First of all, we can't deny that the innate sports talent is very different, but we can make up for it through our own efforts the day after tomorrow. Moreover, the physical quality of a person when he grows up is formed by the interaction of various comprehensive reasons. This leads to greater differences between people, so I suggest that the effect of your fitness should be compared with yourself, not with others. Don't set too ambitious fitness goals, but suit your own reality. For example, if you jump 130cm this time, then you should try to make yourself jump 135cm next time through exercise. In this way, you will constantly build your self-confidence and give yourself the motivation to stick to it.

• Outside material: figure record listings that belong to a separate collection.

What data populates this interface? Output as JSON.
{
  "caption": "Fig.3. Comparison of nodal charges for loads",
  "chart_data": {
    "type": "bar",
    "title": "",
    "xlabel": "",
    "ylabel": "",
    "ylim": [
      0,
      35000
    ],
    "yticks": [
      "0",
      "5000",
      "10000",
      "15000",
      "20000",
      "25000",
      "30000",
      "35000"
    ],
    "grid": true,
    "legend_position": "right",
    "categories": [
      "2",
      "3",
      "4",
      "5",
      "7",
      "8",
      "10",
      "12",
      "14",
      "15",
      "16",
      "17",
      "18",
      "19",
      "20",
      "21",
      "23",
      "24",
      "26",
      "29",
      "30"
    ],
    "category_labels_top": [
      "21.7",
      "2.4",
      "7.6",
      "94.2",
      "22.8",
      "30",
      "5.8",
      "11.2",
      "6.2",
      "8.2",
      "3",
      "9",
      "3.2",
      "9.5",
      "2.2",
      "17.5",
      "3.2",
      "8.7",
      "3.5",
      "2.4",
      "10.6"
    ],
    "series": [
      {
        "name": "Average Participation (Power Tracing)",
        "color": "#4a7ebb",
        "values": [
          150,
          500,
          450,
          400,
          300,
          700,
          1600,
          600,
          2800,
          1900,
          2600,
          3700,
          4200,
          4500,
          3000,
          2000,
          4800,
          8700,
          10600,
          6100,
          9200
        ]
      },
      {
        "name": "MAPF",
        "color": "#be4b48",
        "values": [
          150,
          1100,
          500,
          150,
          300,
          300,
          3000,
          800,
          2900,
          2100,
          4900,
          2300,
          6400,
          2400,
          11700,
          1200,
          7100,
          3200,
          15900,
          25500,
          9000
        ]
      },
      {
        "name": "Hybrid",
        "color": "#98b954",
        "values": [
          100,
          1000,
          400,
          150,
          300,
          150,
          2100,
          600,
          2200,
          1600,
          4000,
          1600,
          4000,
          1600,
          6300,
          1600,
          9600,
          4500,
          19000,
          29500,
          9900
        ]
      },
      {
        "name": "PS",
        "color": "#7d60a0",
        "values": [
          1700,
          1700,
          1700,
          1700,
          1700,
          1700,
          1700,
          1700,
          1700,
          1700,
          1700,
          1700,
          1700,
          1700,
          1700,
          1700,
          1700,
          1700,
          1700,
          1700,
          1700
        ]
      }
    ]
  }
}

Secondly, we should find a suitable exercise method, step by step, and don't be eager for quick success. Use your perseverance in the right place. You practiced this mental disorder with high intensity, and it was difficult for people with good physical fitness to persist in the second stage, but you persisted for three months. But here I can only tell you with regret that you may just be imitating blindly, and your movements may not be in place, and you can't achieve the real training effect at all. For a simple example, if you want to learn folk dance well, you will never dance well without basic flexibility, pace, body and expression training.
Finally, I will give you some suggestions. Look at your story, you have been weak in sports since childhood, it doesn't matter. Forget it. Start with the most basic and simple strength and aerobic training to exercise muscle strength and coordination. Strength training can choose kneeling push-ups, dumbbell bending, dumbbell arm flexion and extension, freehand squat, lunge, sit-ups and so on. And aerobic exercise can choose jogging and skipping rope. Through constant exercise, make your large muscle group and small muscle group more developed and coordinated, so that you can strengthen your control over your body and get better exercise ability.